In principle, the Board believes that the remuneration of employees is a matter between the employee and the company, as is the case with the remuneration of Mr. Smith. It is agreed upon between him and the Board and approved by the shareholders. At the same time, the Board sees that the form chosen, a substantial part of which is variable and paid in shares, under the name of 'bonus' leads time and again to commotion in the Netherlands.
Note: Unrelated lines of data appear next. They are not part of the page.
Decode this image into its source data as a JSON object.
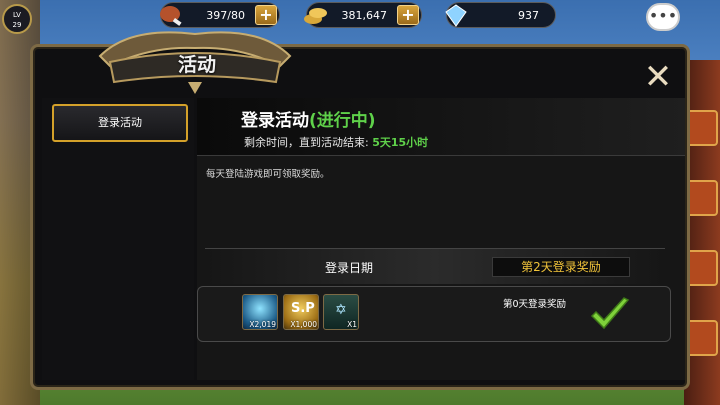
{
  "hud": {
    "level": "LV\n29",
    "stamina": "397/80",
    "gold": "381,647",
    "gems": "937",
    "plus": "+"
  },
  "panel": {
    "title": "活动",
    "close": "✕"
  },
  "sidebar": {
    "tabs": [
      {
        "label": "登录活动"
      }
    ]
  },
  "event": {
    "title": "登录活动",
    "status": "(进行中)",
    "remain_prefix": "剩余时间，直到活动结束:",
    "remain_time": "5天15小时",
    "description": "每天登陆游戏即可领取奖励。",
    "date_header": "登录日期",
    "reward_header": "第2天登录奖励"
  },
  "rewards": {
    "day_label": "第0天登录奖励",
    "items": [
      {
        "icon": "crystal-icon",
        "qty": "X2,019"
      },
      {
        "icon": "sp-icon",
        "label": "S.P",
        "qty": "X1,000"
      },
      {
        "icon": "skill-book-icon",
        "qty": "X1"
      }
    ],
    "claimed": true
  },
  "colors": {
    "accent_green": "#5fd14a",
    "accent_gold": "#f0c33a",
    "frame": "#7d6a45"
  }
}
This commotion is detrimental to the sentiment surrounding the support measures around KLM. For this reason, the SPAAK Board finds it desirable that another form of remuneration is chosen that does not repeatedly promote negative perception and has abstained from voting on the relevant proposals for 2020 and 2021.
The (usual) proposals to increase the capital included the possibility of increasing the share capital by 400%. Although it is quite possible in the current circumstances that this option may become necessary, the Board considers it going too far to give its approval in advance. We consider an additional, separate Special Shareholders' Meeting (EGM) a better opportunity to weigh the pros and cons in the right context and to assess whether the right guarantees are in place for a stable future for the company after this very large ownership change.
Due to the fact that a permanent seat on the Board has not yet been realized for a VNV candidate, SPAAK has abstained from voting on the various (re)appointments to the Board. In several collective bargaining agreements, support and effort has been agreed upon by KLM for this Dutch employee seat.
Finally, SPAAK abstained from voting on the proposal regarding the loan package of the Dutch government to KLM, because procedures are still ongoing regarding the conditions stipulated therein.
It goes without saying that the Corona crisis was also discussed at length, both in terms of its consequences for the past period and its expectations for the future.
As is well known, the Corona pandemic had a major impact on the economy in general and on the aviation industry in particular. Air France-KLM's results are comparable to those of European competitors. All stakeholders, with the French and Dutch governments and employees at the forefront, were thanked for their commitment and support over the past period.
Looking to the future, the strategy set out earlier was explained. The expectation was expressed that Air France-KLM will ultimately be able to go further and be a European leader in responsible aviation. Confidence in this is reinforced by the high market demand for tickets within the restrictions of the Corona measures.
A further recapitalization will be necessary to improve the debt/equity ratio and get through the coming period. Discussions on this matter are currently taking place.
In normal times, resolutions are passed unanimously. Now there were a good number of dissenting votes on various resolutions concerning the expansion of the share capital.
The vote on Mr. Smith's remuneration also had a substantial number of negative votes. Nevertheless, the remuneration for Mr. Smith was approved by the AGM.
Finally, the proposal to raise the maximum age for the chairman of the Board was interesting. This would make it possible to keep Ms. Couderc in her position for another 2 years in the current turbulent times. This resolution was adopted unanimously.
For the round of questions, questions could be submitted in writing in advance. Some of the questions were answered during the webcast; the rest in writing. The SPAAK board used this opportunity to ask for clarification on recapitalization and on the course of events in the granting of the loans by the Dutch government.
Unfortunately, because of the webcast meeting there was no opportunity to make and maintain contacts and to gather information in the corridors. Hopefully the situation will allow during the next AGM to strengthen and expand the network around the meeting.
For those interested, the webcast of the AGM can be viewed via the Shareholders page on the AF-KLM website. Here you can also read the questions and answers from the round table and find the results of the votes.